TRIBUNNEWS.COM, JAKARTA -- Kuasa Hukum PT BFI Finance Indonesia Tbk (BFI) Anthony P. Hutapea secara tegas menolak klaim sepihak dan somasi PT Aryaputra Teguharta (APT) terkait kepemilikan saham di perusahaan.
Dalam surat balasannya kepada Hutabarat Halim & Rekan, kuasa hukum APT, tertanggal 23 Mei 2018, Anthony menyatakan bahwa Putusan Mahkamah Agung (MA) RI no 240 PK/pdt/2006 tanggal 20 Februari 2007 tidak ada kalimat yang menyebutkan “saham-saham APT di BFI dan 32,32%” yang disebutkan PT APT. Selain itu amar putusan PK 240/2006 itu juga tidak menyebutkan jumlah lembar saham PT APT di BFI.
“Silahkan ditunjukkan kepada kami apakah ada kalimat dalam PK 240/2006 itu yang menyebutkan saham-saham APT di BFI. Kemudian juga tolong ditunjukkan kepada kami apakah PK yang sama juga menyebutkan berapa jumlah lembar saham PT APT di BFI. Faktanya, semua klaim itu tidak ada dalam putusan PK 240/2006,” tegas Anthony dalam keterangan resminya yang diterima pada Kamis (24/5/2018).
Anthony juga menyampaikan, apabila sebuah amar putusan pengadilan kabur atau tidak jelas atau tidak memberikan secara terperinci apa yang menjadi hak dan kewajiban para pihak, serta tidak menyebutkan secara jelas obyek sengketa, maka putusan tersebut merupakan putusan yang tidak bisa dieksekusi. Bahkan di mata hukum adalah putusan yang batal demi hukum dan tidak berkekuatan hukum tetap.
Atas dasar itu, Anthony melanjutkan, sejak tahun 2007 Ketua Pengadilan Negeri (PN) Jakarta Pusat menetapkan bahwa pelaksanaan eksekusi perkara atas putusan PK 240/2006 20 Februari 2007, yang teraftar di PN Jakarta Pusat dengan nomor 079/2007 tanggal 10 Oktober 2007, tidak dapat dilaksanakan alias non-executable.
“Pihak APT juga tidak mengajukan upaya hukum apapun terkait putusan itu, seperti misalnya mengajukan kasasi terhadap penetapan tersebut. Artinya penetapan PN Jakarta Pusat no 079/2007 tanggal 10 Oktober 2007 itu telah berkekuatan hukum tetap dan mengikat,” lanjut Anthony.

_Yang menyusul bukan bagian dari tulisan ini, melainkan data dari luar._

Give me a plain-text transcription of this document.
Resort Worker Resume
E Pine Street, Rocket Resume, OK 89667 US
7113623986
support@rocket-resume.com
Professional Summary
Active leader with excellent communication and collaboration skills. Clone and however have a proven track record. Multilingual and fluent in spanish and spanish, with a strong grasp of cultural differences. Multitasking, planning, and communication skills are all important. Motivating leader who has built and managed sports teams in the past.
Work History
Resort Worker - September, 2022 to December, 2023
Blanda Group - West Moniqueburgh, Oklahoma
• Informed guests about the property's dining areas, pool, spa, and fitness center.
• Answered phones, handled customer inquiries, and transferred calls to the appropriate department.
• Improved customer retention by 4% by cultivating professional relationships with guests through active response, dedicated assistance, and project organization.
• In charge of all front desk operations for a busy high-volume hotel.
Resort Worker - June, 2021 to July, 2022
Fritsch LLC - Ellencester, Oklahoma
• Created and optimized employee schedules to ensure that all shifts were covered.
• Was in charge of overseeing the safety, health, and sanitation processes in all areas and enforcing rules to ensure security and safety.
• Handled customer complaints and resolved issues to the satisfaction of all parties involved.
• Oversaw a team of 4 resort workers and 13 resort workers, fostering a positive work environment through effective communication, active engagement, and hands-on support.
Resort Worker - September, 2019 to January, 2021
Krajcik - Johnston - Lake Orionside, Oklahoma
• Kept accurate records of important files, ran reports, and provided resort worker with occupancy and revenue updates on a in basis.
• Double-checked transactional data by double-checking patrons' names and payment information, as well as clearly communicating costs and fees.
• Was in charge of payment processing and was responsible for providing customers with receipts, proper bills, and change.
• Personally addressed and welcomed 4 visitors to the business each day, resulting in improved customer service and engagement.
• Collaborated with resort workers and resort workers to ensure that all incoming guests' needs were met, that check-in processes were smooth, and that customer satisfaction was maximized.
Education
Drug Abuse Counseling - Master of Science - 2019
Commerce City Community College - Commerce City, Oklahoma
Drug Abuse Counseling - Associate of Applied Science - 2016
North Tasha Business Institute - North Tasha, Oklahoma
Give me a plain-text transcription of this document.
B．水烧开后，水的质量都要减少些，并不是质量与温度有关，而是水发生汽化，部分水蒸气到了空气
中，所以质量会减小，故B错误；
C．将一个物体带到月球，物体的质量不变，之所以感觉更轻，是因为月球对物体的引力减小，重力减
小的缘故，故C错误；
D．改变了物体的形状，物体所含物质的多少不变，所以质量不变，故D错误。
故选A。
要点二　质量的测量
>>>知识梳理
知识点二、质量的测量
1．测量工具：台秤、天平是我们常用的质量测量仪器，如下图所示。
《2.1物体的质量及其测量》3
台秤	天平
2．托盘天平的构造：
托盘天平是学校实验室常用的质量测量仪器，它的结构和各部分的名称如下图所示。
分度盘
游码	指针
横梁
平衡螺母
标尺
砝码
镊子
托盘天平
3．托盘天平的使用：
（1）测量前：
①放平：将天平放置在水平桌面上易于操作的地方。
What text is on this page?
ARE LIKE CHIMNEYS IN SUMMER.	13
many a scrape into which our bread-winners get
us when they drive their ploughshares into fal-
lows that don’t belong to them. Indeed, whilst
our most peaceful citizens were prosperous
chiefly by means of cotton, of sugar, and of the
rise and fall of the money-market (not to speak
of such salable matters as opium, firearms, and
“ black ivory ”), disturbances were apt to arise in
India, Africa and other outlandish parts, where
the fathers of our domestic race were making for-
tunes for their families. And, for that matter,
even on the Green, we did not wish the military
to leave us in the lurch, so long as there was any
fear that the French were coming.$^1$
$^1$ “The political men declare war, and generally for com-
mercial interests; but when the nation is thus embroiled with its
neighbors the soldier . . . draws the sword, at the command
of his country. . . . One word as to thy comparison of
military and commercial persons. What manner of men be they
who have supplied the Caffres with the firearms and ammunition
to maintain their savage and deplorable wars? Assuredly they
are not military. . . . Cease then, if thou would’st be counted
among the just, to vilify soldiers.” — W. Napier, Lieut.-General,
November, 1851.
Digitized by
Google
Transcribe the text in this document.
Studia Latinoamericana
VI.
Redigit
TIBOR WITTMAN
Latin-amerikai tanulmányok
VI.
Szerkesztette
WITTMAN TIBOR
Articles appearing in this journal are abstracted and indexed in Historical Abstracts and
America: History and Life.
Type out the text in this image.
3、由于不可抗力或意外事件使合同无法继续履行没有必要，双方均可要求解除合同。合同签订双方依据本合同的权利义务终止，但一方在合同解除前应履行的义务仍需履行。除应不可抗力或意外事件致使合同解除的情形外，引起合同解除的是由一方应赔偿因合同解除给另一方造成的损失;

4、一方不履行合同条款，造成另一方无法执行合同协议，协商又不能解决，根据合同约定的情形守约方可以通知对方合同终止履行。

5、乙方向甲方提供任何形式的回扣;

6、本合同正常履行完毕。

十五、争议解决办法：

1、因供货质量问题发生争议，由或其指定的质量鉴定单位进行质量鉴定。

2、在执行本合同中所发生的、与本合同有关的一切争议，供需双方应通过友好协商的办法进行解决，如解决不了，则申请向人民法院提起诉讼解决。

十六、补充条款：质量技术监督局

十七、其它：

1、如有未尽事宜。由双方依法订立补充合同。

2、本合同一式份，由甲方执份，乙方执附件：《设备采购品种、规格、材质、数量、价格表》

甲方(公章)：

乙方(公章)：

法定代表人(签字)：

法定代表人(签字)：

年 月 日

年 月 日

Menurut Anthony, fakta bahwa keputusan Ketua PN Jakarta Pusat No 79/2007 itu telah berkekuatan hukum tetap dan mengikat dapat dibuktikan dengan konsistensi putusan Ketua PN Jakarta Pusat terhadap berbagai upaya APT untuk meminta eksekusi PK 240/2007 tersebut.
Sejak tahun 2009 sampai 2014, empat orang Ketua PN Jakarta Pusat yang berbeda telah 4 kali menolak permohonan APT untuk mengeksekusi PK 240/2006 itu. Ketua PN Jakarta Pusat konsisten menyatakan bahwa penetapan 079/2007 yang menyatakan bahwa putusan PK 240/2006 non-executable alias tidak bisa dieksekusi.